A visiting dog team can give the caregiver a little break as they visit and occupy the attention of the loved one. Many time the team becomes part of the family and even is a welcome participant at funerals to comfort families

God surrounded them with animals.
Randy Alcorn stated in his best selling book Heaven “Adam, Noah, and Jesus are the three heads of the three earths. When Adam was created, God surrounded him with animals. When Noah was delivered from the flood, God surrounded him with animals. When Jesus was born, God surrounded him with animals. When Jesus establishes the renewed Earth, with renewed men and women, don’t you think he’ll surround himself with renewed animals?”

Contact Therapy Dogs International, Inc. for home visits and look for Heaven by Randy Alcorn in your local book store for insight on God’s plan for animals.

Caregiver Tips: How the senior who has Alzheimer’s Disease forgets their words.

Word loss can be predicted for the senior with Alzheimer’s disease.


As a person goes through the stages of this disease they will lose the ability to talk. In the very beginning they have word finding problems, and they start substituting words, when they forget a word. In the mid-stage they may have just a few words and in the late stage many times they have only one word left and it is yes, or no.

Confused seniors no longer understand concept words.


As people with Alzheimer’s disease lose the words they say, they also are losing the ability to understand words. So when working with someone in the mid-stage who has few words saying to them “do you want to have lunch” won’t be understood. This is why Alzheimer’s specialist say to use concrete words and when ever possible show the item.

As a very young child grows they first can identify a banana by seeing a real banana. They then progress to being able to identify a picture of a real banana, then a drawing of a banana and finally they understand the word banana and can be asked if they want a banana without showing them the fruit itself.

Persons with Alzheimer’s disease lose their words and the meaning of the words in the same order they gained those words.
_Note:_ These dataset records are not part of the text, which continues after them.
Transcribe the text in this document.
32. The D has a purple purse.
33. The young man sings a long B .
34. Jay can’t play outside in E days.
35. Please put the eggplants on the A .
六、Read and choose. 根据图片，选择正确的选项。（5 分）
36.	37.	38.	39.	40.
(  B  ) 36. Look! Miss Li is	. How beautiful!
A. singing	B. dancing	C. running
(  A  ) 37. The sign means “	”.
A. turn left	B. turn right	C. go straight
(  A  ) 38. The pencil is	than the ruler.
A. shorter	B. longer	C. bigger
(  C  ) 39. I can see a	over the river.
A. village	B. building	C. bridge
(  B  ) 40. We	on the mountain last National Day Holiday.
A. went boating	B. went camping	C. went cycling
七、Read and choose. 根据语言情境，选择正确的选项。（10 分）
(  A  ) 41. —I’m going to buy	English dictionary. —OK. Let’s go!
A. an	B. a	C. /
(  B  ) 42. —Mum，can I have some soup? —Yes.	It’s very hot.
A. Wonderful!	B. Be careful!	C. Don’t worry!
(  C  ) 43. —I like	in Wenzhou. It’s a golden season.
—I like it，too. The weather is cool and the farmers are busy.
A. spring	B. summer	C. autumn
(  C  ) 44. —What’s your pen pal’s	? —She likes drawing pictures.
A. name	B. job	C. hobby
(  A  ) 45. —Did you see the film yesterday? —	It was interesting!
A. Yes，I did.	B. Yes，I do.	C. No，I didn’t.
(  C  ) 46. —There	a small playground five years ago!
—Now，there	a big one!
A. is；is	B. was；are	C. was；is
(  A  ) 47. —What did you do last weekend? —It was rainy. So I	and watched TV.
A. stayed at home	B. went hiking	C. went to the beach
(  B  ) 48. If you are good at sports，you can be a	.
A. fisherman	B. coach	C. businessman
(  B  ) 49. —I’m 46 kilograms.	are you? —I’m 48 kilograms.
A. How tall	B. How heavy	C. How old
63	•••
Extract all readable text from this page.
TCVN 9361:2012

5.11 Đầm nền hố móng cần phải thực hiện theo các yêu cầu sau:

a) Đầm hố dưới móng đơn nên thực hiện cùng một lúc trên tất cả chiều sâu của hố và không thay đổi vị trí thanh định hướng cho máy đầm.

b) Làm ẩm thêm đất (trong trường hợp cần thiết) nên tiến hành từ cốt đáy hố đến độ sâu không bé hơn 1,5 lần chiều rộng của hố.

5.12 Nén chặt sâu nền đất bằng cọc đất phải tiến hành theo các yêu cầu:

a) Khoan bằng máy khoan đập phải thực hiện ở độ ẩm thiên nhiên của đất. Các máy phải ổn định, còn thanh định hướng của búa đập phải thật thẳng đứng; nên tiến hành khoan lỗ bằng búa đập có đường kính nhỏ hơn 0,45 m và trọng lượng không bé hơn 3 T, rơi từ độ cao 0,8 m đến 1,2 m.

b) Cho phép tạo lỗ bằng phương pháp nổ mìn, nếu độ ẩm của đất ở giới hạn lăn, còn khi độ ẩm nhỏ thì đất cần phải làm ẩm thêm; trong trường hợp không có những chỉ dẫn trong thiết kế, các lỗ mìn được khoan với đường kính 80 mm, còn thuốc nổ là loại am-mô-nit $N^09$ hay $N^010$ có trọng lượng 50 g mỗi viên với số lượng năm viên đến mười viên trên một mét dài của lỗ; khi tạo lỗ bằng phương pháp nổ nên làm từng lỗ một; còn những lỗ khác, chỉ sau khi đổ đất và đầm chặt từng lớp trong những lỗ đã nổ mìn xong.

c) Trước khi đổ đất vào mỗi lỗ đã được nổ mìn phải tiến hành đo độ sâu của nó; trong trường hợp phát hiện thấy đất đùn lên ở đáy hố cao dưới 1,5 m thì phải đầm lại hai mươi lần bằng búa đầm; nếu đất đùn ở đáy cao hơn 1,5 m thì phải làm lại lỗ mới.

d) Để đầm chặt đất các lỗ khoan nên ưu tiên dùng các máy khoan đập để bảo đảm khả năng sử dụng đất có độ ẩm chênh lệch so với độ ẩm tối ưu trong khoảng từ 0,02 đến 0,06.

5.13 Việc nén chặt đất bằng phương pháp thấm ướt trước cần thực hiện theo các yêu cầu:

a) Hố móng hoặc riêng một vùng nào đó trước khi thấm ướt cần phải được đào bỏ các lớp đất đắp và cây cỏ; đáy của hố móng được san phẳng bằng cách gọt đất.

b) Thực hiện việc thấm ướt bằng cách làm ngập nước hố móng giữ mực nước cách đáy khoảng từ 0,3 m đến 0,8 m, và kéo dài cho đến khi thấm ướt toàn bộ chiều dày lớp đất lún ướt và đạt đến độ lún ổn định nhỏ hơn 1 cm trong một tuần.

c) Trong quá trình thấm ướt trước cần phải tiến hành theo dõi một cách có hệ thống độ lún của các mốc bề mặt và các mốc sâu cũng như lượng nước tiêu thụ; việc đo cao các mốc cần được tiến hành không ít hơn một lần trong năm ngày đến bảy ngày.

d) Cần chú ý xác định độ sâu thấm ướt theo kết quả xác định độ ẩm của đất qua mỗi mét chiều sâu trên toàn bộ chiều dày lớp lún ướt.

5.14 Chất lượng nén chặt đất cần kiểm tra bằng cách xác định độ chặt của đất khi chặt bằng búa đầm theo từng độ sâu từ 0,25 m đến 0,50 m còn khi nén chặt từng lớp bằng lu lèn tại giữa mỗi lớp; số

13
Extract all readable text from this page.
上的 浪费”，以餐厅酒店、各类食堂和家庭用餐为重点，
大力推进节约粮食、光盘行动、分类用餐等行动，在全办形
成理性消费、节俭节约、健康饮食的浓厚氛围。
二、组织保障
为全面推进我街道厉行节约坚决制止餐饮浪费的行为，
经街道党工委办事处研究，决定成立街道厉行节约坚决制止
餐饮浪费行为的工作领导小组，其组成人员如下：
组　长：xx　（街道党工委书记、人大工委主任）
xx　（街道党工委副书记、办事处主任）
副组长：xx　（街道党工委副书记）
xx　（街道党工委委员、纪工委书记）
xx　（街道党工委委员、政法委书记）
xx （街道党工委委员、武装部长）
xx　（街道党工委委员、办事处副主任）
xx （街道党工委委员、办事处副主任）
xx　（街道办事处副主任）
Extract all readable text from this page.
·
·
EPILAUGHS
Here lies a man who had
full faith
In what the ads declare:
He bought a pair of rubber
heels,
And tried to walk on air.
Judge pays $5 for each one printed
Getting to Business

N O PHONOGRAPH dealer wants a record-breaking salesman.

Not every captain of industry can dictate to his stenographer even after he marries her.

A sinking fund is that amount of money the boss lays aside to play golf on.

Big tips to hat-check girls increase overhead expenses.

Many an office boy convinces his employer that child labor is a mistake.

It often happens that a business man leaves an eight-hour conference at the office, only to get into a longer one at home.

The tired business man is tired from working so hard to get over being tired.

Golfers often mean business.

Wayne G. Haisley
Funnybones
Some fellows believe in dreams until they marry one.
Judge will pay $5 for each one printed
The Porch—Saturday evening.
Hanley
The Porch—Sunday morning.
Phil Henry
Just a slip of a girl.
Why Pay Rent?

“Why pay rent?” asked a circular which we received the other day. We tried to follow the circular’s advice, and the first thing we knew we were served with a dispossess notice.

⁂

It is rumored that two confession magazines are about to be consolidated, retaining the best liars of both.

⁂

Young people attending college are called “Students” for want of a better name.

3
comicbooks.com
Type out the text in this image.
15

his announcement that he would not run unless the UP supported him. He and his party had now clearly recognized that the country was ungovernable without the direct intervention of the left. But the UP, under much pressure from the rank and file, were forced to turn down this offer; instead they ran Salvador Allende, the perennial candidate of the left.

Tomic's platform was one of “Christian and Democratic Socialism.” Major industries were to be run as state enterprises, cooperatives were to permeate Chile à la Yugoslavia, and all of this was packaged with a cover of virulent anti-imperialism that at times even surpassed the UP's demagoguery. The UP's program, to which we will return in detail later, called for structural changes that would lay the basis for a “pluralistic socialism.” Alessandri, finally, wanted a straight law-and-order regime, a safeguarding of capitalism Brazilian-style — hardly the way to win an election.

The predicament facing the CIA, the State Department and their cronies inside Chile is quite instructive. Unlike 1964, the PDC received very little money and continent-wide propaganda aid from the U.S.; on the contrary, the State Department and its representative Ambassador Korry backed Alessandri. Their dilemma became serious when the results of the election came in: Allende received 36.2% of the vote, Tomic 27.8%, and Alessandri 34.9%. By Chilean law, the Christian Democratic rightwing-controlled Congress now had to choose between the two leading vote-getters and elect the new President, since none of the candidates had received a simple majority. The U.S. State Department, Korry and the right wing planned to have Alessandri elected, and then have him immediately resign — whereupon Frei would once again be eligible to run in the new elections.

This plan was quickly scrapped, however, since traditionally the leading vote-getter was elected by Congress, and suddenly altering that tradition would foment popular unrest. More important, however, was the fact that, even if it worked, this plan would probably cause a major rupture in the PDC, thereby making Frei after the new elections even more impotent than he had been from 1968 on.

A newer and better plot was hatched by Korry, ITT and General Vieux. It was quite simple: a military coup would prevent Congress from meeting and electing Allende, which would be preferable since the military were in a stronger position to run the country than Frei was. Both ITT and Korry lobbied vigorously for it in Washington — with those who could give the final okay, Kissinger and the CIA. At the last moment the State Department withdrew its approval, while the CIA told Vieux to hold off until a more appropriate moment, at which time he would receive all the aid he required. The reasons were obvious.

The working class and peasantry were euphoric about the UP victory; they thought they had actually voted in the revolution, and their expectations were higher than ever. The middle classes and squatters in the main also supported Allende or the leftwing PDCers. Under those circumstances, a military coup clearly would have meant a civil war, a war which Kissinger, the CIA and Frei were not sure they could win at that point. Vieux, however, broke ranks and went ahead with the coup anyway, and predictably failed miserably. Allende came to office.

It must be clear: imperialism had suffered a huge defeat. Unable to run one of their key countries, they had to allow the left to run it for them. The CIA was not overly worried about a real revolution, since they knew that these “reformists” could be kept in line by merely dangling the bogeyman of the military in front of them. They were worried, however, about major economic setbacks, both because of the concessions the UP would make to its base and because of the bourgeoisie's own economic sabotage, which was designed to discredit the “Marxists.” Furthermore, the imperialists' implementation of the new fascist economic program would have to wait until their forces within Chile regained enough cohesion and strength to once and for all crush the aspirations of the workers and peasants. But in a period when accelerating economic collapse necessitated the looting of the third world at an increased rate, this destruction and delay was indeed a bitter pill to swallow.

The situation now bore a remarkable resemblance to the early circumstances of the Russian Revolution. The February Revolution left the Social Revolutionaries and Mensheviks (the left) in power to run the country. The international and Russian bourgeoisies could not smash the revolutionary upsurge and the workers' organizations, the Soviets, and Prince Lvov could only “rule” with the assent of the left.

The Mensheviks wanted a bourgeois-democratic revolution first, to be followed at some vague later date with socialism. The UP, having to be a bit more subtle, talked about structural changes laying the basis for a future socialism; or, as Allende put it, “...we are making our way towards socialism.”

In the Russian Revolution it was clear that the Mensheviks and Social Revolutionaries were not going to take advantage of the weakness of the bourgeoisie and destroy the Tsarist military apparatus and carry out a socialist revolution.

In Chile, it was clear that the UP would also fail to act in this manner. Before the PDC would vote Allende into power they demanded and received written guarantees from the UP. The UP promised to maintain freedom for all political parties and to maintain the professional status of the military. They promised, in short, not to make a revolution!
So for the person who is losing these words, once again showing them an actual banana and saying do you want a banana will work much better than the word alone.

Help the senior understand by showing.


So when you talk to a person with Alzheimer’s disease, turn “do you want to have lunch” from a question into a statement “let’s have a sandwich” while you show the bread and lunch meat.

Anytime you turn a question into a statement and an idea into something concrete to be seen you will have greater success.

Caregiver Tips: The senior’s name is so important, when working with the senior with Alzheimer’s Disease.

Use the name the senior responds to.


Everyone’s name is important to them. Many people have a special significance to their name. They were named after someone in the family, by someone usually their mother. This is the word that people respond to even very late in the disease process.

I remember a woman who had lost all of her words, was total care in all activities of daily living. And as I walked past her in the hall, all I said was “Gracie”, and her head turned towards me. She was at the end of her life and died soon afterwards but till the end she still responded to her name.

Make sure you are using the name that the person still responds to. When caregivers call everyone “Grandma” that person may have long forgotten that they are a grandma. And so much worse, if the caregiver doesn’t really know them and they never were a grandma – how confusing would that be. I have seen elderly women only respond to their maiden name and when living in a nursing home, the home had to use both maiden and married names to identify them.

Everyone deserves the dignity of being called by the right name; take the time to find out that name.